The grasslands of Canada's Alberta province, on the eastern side of the Canadian Rockies, constitute 30 percent of Canada's arable land and are home to dozens of native sun-loving shrubs. Some shade-loving native shrubs, however, are quite at home in Alberta's wetlands and Rocky Mountain forests. In addition to brightening your landscape's shady spots, these shade-loving shrubs provide the local birds and wildlife with food and shelter.
Checkerberry (Gaultheria procumbens) is a shade-tolerant shrub found in Alberta's oak woods and bogs. Reaching only 6 inches high, it has shiny, oval, green leaves that turn red with the first frost. The 1- to 2-inch leaves remain on the shrubs through the winter. Between June and August, according to the Missouri Botanical Garden, this woody perennial has fragrant clusters of white or pale pink bell-shaped blossoms. Red wintergreen-flavored berries follow the flowers and are used in gum and candy. The shrub's leaves provide winter forage for grouse, deer and small mammals. Plant it as a ground cover in a partly shady to shady spot with acidic soil.
Bog laurel (Kalmia potifolia) is an evergreen shrub standing less than 3 feet high. Found in Alberta's mountain meadows and cool bogs, it has attractive leathery blue-green foliage. Another mat-forming plant, it has trailing stems. Clusters of 1/2-inch bell-shaped pink flowers top its woody branches in May and June, says the Lady Bird Johnson Wildflower Center. Plant bog laurel in a shady, wet location. It likes acidic soil high in organic material or peat. Ingesting any part of bog laurel is potentially fatal.

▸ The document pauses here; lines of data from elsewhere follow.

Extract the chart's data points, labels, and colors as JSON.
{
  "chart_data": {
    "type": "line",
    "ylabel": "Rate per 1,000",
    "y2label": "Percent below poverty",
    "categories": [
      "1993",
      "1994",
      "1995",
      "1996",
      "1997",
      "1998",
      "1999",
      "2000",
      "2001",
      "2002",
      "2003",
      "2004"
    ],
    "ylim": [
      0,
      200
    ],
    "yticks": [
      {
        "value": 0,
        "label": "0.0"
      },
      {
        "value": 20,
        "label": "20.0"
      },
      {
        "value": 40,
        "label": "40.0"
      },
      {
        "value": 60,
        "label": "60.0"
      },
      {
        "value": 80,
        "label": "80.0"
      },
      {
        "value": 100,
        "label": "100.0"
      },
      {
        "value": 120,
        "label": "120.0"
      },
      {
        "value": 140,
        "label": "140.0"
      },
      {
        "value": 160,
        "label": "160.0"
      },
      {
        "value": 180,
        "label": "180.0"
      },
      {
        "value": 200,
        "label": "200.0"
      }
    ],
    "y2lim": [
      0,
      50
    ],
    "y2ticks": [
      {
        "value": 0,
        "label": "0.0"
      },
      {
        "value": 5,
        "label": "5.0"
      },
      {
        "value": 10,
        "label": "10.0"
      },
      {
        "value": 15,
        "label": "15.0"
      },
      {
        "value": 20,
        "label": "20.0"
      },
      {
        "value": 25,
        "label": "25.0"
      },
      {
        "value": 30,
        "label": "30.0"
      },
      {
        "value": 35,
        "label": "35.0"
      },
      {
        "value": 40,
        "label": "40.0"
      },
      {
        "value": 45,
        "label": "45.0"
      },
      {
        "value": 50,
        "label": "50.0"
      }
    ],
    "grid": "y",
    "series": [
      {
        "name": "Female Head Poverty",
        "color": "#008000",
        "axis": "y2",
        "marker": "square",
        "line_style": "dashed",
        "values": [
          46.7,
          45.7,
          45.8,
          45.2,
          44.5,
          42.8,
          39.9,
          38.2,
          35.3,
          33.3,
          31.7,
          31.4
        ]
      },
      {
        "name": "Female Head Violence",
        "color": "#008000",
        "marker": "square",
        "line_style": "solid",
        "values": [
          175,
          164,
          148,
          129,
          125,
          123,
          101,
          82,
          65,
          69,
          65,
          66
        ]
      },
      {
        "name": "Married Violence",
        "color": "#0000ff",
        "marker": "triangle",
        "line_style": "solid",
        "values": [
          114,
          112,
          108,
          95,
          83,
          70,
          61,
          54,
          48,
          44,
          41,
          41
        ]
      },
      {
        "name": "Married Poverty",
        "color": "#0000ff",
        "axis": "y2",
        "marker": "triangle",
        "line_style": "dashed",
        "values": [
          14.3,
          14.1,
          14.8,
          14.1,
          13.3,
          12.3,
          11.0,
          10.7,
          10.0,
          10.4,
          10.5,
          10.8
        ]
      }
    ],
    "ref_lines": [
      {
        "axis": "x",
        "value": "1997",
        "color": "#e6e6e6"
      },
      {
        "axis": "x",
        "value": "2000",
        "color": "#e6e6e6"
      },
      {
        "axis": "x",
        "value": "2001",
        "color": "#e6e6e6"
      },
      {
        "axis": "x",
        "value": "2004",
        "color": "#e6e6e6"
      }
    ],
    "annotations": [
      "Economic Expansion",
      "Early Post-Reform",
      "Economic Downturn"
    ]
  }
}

Highbush cranberry (Viburnum opulus var. americanum) is a 6- to 10-foot shrub that grows in part shade. It's a member of the honeysuckle family, not a true cranberry. Found in Alberta's cool woods and thickets, it has dense branches with maple-like green leaves that become reddish-yellow or reddish-purple in fall. Between May and July, the bushes produce flat clusters of fragrant white flowers. Clusters of edible bright red berries similar to cranberries follow in August and early September. If picked before completely ripe, they make good preserves and sauces, says the USDA Natural Resources Conservation Service. Berries remain on the shrubs into winter, providing food for birds and small mammals. Plant highbush cranberry in moist to wet, well-drained pH-neutral loam and part shade.
Labrador tea (Ledum groenlandicum), according to Alberta Plant Watch, is a small evergreen shrub standing between 1 and 2.5 feet high. It's common in in the shade of Alberta's forests, peatlands, and bogs. There are narrow green leaves, aromatic when crushed, at the tips of the stems, where loose clusters of small white flowers bloom between May and August. This flood-tolerant plant is a major food source for Alberta's caribou. Its fresh or dried flowers and leaves make Vitamin C-rich tea. Plant Labrador tea in wet, acidic poor soil.